Description of Task 2.2.1 – Select the proper type of analysis and appropriate tool for the field of study

This task consists of first choosing the type of analysis that is appropriate for processing concepts, ideas, facts, observations and data. It also aims at choosing the proper software application according to the type of analysis selected.

Supplemental Information

Students choose the best type of analysis for their project according to the nature and format of the information to process and of the nature of the operation they wish to carry out with it.

The objectives and the analysis approach vary depending on the work to accomplish. One might want to:

  • compare elements of information, e.g. to validate what coincides or what is similar;
  • judge or criticize;
  • classify, structure, associate or organize;
  • link elements together;
  • summarize;
  • highlight trends or observe developments;
  • compile or extract;
  • calculate, merge or transform;
  • classify or sort;
  • explain results or draw conclusions.

Requirements - Suggestions

Since information analysis often means using specialized tools, students have less freedom in their choices related to types of analysis and which tools to use. However, it is important for students to know how to associate the choices made by teachers in their program of study to characteristics, criteria and constraints, and that they be aware what other comparable tools exist. Students will then be able to select a type of analysis that goes with the proper tool while pursuing their studies or when in the labour market.

Potential Tools

Here are some examples of tools that are applicable to college studies:

  • statistics using a spreadsheet (i.e.

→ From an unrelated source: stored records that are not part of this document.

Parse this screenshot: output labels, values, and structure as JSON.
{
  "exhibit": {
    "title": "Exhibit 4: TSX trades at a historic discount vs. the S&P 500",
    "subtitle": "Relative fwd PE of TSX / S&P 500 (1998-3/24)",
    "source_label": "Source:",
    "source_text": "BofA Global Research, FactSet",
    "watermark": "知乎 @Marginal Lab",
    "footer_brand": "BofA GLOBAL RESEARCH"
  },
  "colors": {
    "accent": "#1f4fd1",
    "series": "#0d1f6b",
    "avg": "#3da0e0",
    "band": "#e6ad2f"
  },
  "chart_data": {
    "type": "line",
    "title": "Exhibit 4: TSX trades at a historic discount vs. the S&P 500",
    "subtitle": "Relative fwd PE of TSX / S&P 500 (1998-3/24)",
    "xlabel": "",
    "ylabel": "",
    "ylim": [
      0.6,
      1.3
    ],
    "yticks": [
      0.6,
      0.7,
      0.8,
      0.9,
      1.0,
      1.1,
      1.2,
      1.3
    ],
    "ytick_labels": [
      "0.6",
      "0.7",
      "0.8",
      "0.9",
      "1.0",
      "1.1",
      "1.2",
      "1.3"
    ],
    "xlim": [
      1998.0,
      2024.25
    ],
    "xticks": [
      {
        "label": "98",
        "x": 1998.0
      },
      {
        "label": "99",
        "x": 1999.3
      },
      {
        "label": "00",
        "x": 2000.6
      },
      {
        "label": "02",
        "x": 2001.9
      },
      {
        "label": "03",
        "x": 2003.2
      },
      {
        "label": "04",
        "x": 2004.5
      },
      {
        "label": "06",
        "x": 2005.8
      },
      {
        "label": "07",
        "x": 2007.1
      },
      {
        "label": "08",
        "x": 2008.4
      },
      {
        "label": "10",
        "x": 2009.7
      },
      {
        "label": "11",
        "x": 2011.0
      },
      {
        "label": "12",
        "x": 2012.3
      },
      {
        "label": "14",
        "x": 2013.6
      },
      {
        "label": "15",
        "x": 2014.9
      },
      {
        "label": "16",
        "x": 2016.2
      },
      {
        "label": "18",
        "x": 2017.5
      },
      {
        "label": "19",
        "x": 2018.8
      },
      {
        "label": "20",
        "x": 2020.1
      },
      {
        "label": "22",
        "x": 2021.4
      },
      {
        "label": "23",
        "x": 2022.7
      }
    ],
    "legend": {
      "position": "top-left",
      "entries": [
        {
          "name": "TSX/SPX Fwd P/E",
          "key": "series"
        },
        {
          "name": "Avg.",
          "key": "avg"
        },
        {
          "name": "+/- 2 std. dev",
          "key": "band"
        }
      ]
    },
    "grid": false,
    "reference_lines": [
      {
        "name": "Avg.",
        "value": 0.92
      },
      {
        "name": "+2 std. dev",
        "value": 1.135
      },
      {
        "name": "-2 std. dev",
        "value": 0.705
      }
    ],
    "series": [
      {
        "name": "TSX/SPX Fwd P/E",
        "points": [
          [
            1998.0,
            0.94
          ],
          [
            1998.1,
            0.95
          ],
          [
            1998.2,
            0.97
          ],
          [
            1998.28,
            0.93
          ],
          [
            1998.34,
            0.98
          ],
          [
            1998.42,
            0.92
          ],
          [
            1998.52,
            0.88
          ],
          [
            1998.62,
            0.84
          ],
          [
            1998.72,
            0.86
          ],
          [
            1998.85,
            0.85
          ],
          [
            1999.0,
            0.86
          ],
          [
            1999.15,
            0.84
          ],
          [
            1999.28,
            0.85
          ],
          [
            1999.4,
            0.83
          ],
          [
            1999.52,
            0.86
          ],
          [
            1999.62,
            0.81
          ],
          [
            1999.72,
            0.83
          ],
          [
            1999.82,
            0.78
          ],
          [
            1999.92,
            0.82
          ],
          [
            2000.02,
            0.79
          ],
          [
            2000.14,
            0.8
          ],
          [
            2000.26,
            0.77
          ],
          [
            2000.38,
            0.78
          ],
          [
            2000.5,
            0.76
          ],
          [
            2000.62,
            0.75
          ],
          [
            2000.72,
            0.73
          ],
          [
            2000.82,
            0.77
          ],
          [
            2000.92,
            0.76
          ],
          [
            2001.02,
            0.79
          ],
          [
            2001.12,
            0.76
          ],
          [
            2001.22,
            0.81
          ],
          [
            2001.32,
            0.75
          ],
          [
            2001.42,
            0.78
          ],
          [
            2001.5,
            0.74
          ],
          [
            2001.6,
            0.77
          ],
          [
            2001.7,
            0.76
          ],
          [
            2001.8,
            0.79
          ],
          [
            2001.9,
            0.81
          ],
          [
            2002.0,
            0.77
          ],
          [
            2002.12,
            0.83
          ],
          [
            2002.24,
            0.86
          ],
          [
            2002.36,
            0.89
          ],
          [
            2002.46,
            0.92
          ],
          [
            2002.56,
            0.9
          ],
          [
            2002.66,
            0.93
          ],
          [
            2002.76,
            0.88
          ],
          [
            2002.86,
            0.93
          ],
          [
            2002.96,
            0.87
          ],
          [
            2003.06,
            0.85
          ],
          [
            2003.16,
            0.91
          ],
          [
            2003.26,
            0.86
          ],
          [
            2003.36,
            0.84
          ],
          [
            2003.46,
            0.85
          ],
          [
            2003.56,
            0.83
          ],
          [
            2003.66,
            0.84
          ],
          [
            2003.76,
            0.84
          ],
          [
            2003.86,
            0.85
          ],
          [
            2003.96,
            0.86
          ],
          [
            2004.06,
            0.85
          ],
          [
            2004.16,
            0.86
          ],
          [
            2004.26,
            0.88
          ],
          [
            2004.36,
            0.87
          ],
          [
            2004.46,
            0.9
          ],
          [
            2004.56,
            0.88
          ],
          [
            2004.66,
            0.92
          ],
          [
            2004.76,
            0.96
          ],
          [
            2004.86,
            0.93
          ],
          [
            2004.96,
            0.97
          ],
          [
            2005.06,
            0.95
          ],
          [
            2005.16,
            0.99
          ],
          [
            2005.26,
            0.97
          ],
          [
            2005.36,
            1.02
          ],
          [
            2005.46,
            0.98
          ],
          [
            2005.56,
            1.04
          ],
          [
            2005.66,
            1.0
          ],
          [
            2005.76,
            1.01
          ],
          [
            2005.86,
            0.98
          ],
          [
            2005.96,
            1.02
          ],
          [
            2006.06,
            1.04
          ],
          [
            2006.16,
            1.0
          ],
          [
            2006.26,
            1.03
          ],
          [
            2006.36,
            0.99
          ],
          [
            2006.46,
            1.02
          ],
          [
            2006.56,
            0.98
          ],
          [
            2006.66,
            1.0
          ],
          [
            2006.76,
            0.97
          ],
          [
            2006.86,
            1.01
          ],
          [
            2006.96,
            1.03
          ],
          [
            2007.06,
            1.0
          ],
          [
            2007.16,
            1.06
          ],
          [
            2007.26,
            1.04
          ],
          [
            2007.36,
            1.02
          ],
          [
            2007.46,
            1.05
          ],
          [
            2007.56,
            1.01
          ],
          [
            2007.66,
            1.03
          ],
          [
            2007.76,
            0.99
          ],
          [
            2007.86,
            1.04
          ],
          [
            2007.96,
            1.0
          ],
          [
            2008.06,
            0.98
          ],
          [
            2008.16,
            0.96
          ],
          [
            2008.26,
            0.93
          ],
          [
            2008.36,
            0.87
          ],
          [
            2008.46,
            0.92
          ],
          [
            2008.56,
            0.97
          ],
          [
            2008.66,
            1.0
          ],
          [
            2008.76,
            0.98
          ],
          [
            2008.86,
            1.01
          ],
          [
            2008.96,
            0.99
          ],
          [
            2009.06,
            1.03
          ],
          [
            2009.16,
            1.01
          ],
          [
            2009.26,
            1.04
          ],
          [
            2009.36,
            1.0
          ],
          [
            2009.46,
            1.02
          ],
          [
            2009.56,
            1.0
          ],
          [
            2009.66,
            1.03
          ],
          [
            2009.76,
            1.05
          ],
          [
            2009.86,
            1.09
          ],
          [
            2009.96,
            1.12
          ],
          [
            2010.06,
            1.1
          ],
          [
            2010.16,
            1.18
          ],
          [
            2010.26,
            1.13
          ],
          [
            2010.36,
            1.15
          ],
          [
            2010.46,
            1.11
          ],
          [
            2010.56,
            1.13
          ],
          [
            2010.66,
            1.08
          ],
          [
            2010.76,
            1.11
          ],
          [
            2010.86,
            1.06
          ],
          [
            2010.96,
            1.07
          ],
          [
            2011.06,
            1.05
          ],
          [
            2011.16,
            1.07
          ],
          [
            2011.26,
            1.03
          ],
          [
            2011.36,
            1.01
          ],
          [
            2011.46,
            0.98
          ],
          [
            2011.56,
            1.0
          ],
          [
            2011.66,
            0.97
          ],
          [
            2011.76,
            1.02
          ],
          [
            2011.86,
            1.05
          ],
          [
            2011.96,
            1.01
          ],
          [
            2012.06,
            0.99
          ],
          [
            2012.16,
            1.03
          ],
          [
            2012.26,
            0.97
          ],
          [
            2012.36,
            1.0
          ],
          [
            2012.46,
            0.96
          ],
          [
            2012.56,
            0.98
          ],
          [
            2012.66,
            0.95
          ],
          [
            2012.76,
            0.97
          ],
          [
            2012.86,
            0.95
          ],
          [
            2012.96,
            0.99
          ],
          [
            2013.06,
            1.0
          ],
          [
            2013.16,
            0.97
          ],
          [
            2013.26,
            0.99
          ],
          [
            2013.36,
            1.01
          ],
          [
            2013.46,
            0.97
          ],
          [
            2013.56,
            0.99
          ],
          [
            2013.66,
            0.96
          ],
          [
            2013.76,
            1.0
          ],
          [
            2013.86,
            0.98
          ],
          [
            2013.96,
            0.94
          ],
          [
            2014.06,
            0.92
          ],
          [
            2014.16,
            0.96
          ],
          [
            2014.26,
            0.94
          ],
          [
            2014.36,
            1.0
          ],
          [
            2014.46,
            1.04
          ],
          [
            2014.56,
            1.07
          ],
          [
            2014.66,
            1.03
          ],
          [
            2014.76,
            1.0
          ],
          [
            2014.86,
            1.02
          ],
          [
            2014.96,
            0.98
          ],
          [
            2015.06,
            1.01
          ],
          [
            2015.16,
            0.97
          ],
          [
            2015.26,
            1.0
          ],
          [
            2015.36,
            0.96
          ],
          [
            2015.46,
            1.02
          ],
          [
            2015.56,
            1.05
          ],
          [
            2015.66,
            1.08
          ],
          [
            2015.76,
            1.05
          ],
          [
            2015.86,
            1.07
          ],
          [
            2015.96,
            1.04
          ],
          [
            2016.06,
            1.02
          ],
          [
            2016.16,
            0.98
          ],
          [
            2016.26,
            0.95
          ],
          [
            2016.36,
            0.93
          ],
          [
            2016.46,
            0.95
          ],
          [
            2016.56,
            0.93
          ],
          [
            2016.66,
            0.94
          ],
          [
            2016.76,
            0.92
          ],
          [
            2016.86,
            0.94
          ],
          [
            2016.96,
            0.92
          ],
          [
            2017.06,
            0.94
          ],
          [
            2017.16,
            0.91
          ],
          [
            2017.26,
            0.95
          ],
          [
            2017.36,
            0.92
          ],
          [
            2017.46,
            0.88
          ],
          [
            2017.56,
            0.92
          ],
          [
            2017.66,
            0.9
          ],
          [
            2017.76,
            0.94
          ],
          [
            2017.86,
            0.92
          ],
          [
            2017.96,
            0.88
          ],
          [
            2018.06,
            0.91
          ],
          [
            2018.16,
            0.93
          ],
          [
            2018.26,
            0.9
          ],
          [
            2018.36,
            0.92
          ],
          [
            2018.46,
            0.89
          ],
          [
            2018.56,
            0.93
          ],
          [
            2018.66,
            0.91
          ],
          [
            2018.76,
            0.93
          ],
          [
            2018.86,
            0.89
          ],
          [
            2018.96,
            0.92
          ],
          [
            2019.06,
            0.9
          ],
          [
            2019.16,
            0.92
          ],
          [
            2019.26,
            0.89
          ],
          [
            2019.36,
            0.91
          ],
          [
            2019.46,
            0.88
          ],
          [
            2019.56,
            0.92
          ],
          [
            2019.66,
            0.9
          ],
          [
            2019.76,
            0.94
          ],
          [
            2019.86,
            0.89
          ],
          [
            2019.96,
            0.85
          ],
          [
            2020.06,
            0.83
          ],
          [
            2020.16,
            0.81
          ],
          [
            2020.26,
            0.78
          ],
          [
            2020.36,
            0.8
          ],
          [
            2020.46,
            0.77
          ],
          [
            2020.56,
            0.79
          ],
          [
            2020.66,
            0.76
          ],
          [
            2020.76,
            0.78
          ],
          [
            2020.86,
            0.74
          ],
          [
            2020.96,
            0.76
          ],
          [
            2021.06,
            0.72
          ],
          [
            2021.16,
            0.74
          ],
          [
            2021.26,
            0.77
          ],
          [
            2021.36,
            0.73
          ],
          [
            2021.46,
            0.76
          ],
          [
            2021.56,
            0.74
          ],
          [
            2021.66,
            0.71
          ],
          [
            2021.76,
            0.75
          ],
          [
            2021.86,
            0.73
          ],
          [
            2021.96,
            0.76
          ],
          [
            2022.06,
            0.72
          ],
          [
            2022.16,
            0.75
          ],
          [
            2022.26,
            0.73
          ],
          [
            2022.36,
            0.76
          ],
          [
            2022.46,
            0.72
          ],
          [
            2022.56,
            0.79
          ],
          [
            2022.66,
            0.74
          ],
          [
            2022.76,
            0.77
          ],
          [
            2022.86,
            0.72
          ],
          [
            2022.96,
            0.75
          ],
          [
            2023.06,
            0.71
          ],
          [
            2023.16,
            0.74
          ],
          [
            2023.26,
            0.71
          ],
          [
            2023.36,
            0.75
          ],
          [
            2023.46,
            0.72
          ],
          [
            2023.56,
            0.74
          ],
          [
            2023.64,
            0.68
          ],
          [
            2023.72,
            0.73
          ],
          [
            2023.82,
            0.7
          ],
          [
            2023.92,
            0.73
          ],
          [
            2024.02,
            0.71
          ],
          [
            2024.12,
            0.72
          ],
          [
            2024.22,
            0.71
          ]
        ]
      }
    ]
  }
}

Excel, Google Sheets, Numbers or Calc), or a specialized tool (i.e. SPSS, R, Le Sphinx or PSPP);
  • mathematical analysis and problem solving (i.e. Maple or Maxima);
  • tools allowing the analysis of frequency (i.e. a spreadsheet or Wordle);
  • accounting and management suite (i.e. Acomba or Avantage);
  • technical drawing tool (i.e. Autocad);
  • general databases (i.e. Access or Base) or one specialized to a given domain.

In Practice

The ICT Profile philosophy invites teachers to work together because it is important to make the right choices when analyzing information. This objective can be used to clarify a pedagogical team's reflection and decision making in terms of the best means of analyzing information in their area as well as the selection of appropriate specialized tools to be used in the process.

Below are examples of analytical activities applicable to college studies:

  • statictical analysis in commercial research or while learning quantitative methods using surveys in Business Administration or Social Science;
  • analyzing lab data following data acquisition;
  • complex mathematical calculations and problem solving;
  • literary analysis in English;
  • financial analysis in accounting and management;
  • analysis of textures, colours or 3D Design in Interior Design or Presentation Design.